居場所はあなたの心の中にある、と以前書かせていただきました。
好きなもの、好きな場所、心が喜び、楽しめる場所が、あなたの居場所になります。
それはあなたにとっては故郷のようなもので、そこに帰ればホッとして、安心し、そして、安らかな気分に満たされます。

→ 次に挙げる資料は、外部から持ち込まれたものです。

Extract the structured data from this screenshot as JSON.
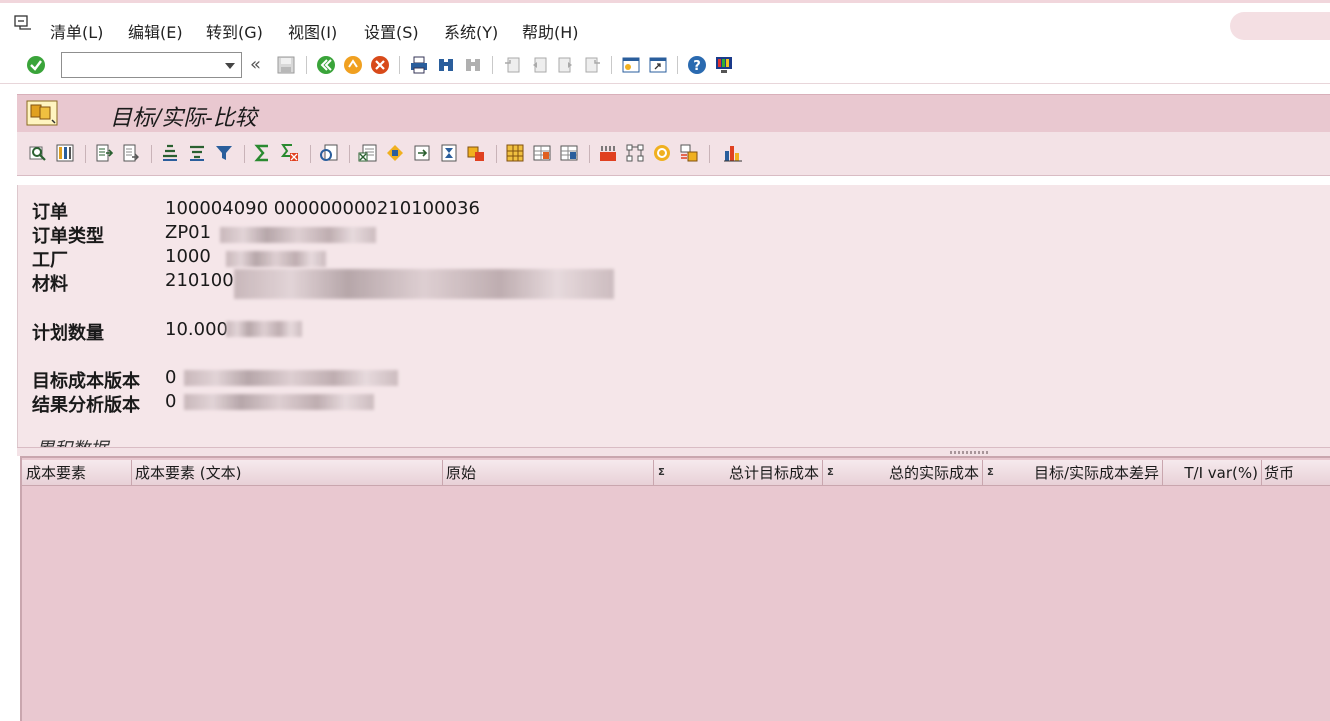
{
  "menu": {
    "items": [
      "清单(L)",
      "编辑(E)",
      "转到(G)",
      "视图(I)",
      "设置(S)",
      "系统(Y)",
      "帮助(H)"
    ]
  },
  "toolbar": {
    "command_value": "",
    "back_label": "«"
  },
  "title": "目标/实际-比较",
  "header": {
    "order_label": "订单",
    "order_value": "100004090 000000000210100036",
    "order_type_label": "订单类型",
    "order_type_value": "ZP01",
    "plant_label": "工厂",
    "plant_value": "1000",
    "material_label": "材料",
    "material_value": "210100",
    "planned_qty_label": "计划数量",
    "planned_qty_value": "10.000",
    "target_version_label": "目标成本版本",
    "target_version_value": "0",
    "result_version_label": "结果分析版本",
    "result_version_value": "0",
    "cumulative_label": "累积数据"
  },
  "grid": {
    "sigma": "Σ",
    "columns": [
      "成本要素",
      "成本要素 (文本)",
      "原始",
      "总计目标成本",
      "总的实际成本",
      "目标/实际成本差异",
      "T/I var(%)",
      "货币"
    ]
  },
  "colors": {
    "title_bg": "#e9c8d0",
    "grid_bg": "#e9c8d0",
    "header_bg": "#f5e6e9"
  }
}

でも、それは誰かから与えられるもの、と私達は誤解しているのかもしれません。パートナーや仕事、友人関係、趣味・・・。確かにこれらの要素は私達の心を満たし、成長させ、そして、時に居場所を提供してくれるものでありますが、でも、それがいつまでも続くという保証はどこにもないということを忘れてはいけません。ここが居場所だと思った瞬間に、私達は怠惰になり、甘え、そして、せっかく得た素晴らしい場所を自ら壊してしまう事があります。「何とかなる」とか「今さえ良ければ」と意識的、無意識的に現実から目をそらしてしまうこともあります。実は私達の心の中には、破壊願望という欲求が脈々と流れています。それが自分に向ければ、自己破壊的な態度となり、他者に向かえば暴力的な行動となります。実際にそうして表に出なくても、心の中で他者や自分を批判し、攻撃することは、ごくごく日常的な出来事だと思うのです。その思い(それは心の痛みが原因なのです)が、せっかく得た居場所を壊してしまうことがとてもよくあるのです。だから、居場所は受け取るだけでなく、常に磨き続けることが大切だと思うのです。その存在に感謝し、受け取る以上に与える意識が大切なのです。バーやカフェでは、そこを居場所としている常連客には暗黙のマナーがあります。混んできたら率先して席を譲り、スタッフの手が足りなければオーダーを取ったり、片づけをしたり、自ら進んで、その店の成長や発展に尽力するんです。もちろん、時にはそのマスターに店のためを思って苦言を呈することも必要です。すなわち、一方的にそのサービスを享受するだけではないのです。せっかく見つけた居場所をより良いものにするために、自分の力を与えていくのです。そうして、お互いに磨きあい、成長していくことで、より思い入れが強くなり、そして、より安心できる居場所になるのです。居場所が欲しいと思うのは、あなた自身がまた成長し、大人としてより成熟するための欲求のことも指すのかもしれません。それは自分が主体となって探し、見つけ、関わり、与え、磨き、感謝し、共に成長していく場所なのです。だからこそ、あなたが主体的に関わりたいと思えるもの・・・すなわち、好きなもの、楽しいと感じられるもの、ワクワクするもの、でなければ意味がないのです。今日は会社でも家でもパートナーでも、あなたの居場所となるものに感謝の思いを改めて持ってみませんか?謙虚な気持ちで、その存在に感謝をささげたとき、心の奥から新たな愛情が沸き起こり、心が温かくなり、更にそれを大切にしたいと感じられることでしょう。